Jul 22, 2025 07:36:00 -0400 by Elsa Ohlen | #Biotech and Pharma #Earnings Report

Macpace runs clinical trials of experimental medicines on behalf of drugmakers. (CHANDAN KHANNA/AFP via Getty Images)

Medpace Holdings stock soared more than 50% in Tuesday trading after a stellar earnings report showed the clinical trials company is making a comeback.

Shares were up 59% to $490.04 shortly after the opening bell. If gains hold, that’d be Medpace’s largest single-day increase on record, according to Dow Jones Market Data.

It would also bring the stock into the green for the year. Coming into Tuesday trading, shares were down 29% in the past 12 months amid concerns about weak demand from drugmakers for its services.

Despite a significant beat on both top and bottom lines, Jefferies analysts led by David Windley urge caution about the sector. The analyst said that the strength of a few smaller contract research organizations such as Medpace seems largely isolated and “unsustainable with funding down and decision cycles lengthening even further.”

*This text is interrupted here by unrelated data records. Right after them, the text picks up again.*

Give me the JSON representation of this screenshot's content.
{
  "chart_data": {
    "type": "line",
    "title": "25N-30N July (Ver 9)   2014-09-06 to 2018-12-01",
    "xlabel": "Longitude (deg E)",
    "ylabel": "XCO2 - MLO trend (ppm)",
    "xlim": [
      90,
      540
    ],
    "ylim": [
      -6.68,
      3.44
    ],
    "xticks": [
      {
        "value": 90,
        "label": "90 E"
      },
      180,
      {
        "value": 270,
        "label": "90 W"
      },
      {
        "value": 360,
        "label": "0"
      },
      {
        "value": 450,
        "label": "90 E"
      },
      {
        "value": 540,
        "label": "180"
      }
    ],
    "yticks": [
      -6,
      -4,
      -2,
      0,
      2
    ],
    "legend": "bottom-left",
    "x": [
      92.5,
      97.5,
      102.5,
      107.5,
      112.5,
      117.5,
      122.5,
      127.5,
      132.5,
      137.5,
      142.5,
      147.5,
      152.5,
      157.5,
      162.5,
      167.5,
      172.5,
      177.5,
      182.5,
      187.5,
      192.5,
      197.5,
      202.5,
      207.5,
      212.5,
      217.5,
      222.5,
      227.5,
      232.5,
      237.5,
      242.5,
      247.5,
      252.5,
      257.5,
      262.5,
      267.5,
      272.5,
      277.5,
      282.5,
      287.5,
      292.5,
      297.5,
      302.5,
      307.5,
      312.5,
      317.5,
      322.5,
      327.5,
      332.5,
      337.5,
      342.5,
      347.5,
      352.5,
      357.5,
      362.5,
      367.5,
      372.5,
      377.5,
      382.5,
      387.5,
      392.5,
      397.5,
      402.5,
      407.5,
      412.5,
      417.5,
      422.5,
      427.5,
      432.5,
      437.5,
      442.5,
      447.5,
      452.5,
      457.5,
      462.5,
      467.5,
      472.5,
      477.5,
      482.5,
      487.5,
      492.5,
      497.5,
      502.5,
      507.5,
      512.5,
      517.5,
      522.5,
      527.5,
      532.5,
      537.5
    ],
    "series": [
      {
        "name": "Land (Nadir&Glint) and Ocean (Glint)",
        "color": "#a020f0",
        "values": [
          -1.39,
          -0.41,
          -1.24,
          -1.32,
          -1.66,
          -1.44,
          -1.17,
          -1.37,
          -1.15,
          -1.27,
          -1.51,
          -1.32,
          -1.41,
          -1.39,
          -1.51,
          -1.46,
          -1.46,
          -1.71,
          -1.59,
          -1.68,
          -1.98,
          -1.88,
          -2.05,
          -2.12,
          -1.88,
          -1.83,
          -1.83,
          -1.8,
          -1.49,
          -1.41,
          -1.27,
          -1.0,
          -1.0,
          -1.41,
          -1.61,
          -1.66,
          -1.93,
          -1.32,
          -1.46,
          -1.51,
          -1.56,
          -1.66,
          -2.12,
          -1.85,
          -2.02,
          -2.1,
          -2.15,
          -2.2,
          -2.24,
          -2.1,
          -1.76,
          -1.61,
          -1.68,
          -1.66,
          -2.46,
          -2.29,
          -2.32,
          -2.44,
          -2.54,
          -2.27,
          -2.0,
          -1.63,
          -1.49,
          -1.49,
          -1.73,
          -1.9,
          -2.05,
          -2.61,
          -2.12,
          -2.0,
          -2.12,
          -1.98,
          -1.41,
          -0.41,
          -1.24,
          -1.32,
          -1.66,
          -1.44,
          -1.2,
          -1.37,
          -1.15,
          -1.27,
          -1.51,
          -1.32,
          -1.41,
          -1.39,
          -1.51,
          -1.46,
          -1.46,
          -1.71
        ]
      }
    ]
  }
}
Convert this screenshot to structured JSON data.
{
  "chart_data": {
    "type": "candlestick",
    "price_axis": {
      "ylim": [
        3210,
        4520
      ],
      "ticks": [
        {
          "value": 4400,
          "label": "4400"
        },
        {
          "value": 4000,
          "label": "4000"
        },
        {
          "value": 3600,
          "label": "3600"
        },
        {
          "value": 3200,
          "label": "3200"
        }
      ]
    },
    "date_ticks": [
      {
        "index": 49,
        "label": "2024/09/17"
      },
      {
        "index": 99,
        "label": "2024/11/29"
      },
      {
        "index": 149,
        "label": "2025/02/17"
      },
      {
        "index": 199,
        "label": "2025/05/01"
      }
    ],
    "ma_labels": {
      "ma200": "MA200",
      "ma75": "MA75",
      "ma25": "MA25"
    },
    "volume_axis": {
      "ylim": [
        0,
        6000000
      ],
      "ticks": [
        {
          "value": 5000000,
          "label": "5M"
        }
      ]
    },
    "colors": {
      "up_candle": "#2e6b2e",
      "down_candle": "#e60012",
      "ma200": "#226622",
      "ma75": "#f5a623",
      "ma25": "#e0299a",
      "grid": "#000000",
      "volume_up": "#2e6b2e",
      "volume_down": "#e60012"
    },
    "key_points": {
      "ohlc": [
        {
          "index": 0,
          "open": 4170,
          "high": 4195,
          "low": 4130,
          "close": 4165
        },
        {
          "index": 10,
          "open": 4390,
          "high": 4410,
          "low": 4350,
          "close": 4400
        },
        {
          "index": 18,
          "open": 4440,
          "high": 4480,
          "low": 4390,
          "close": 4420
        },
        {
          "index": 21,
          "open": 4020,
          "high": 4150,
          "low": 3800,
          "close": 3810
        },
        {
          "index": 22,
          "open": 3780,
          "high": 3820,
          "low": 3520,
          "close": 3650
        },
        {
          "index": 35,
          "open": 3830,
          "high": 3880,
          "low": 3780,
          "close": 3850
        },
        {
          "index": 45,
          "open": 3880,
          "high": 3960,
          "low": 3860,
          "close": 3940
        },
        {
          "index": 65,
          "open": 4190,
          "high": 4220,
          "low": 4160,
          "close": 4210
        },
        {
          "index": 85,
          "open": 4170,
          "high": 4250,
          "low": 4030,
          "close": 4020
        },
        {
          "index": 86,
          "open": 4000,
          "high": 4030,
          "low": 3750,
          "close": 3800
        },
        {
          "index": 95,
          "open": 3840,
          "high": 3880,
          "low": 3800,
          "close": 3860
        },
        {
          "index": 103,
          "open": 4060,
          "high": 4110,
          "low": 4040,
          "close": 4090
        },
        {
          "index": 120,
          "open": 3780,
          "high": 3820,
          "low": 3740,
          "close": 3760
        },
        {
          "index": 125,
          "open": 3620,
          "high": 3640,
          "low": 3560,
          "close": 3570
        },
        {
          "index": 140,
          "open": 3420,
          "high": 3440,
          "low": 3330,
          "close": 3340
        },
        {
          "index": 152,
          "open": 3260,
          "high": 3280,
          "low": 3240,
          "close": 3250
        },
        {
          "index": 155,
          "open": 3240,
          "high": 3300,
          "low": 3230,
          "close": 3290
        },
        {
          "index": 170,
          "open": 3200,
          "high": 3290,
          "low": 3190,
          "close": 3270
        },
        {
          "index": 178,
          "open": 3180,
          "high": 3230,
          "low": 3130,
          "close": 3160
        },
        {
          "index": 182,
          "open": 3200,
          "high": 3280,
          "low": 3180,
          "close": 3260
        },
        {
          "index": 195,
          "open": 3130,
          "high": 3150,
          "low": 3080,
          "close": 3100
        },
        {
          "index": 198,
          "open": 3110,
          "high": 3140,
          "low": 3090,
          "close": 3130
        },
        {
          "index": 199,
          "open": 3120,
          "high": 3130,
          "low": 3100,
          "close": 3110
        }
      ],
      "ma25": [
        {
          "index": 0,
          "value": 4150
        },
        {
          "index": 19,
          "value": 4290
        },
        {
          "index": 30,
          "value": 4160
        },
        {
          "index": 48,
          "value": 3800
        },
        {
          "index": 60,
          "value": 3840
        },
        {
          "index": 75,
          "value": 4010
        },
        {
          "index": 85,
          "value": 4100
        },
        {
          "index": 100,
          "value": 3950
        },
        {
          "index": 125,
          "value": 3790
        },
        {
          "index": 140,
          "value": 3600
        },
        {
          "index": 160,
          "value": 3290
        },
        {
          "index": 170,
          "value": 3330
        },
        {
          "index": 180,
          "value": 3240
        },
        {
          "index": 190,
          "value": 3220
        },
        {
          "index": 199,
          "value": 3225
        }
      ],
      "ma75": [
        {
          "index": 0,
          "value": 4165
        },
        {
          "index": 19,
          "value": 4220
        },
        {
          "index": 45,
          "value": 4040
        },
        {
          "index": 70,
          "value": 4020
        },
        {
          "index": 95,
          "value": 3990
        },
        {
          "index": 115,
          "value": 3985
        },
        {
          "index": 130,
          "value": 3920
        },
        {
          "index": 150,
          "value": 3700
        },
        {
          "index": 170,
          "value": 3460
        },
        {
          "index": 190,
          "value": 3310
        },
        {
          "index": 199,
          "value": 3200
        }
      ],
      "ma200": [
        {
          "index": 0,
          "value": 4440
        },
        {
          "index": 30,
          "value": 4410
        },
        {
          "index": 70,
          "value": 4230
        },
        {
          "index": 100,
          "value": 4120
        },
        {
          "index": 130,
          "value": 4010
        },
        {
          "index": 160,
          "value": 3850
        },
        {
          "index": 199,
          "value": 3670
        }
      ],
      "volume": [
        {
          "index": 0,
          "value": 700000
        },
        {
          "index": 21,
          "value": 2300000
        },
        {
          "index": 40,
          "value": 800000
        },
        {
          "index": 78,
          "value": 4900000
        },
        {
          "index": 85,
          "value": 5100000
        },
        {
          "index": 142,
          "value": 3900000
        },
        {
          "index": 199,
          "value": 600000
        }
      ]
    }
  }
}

Windley rates the stock Hold with a price target of $285.

Second-quarter earnings came in at $3.10 a share on revenue of $603 million, beating analysts expectations of $2.98 a share on revenue of $539 million, according to FactSet.

The company also hiked its full-year earnings per share guidance to a range between $13.76 and $14.53, up from a range between $12.26 to $13.04, previously.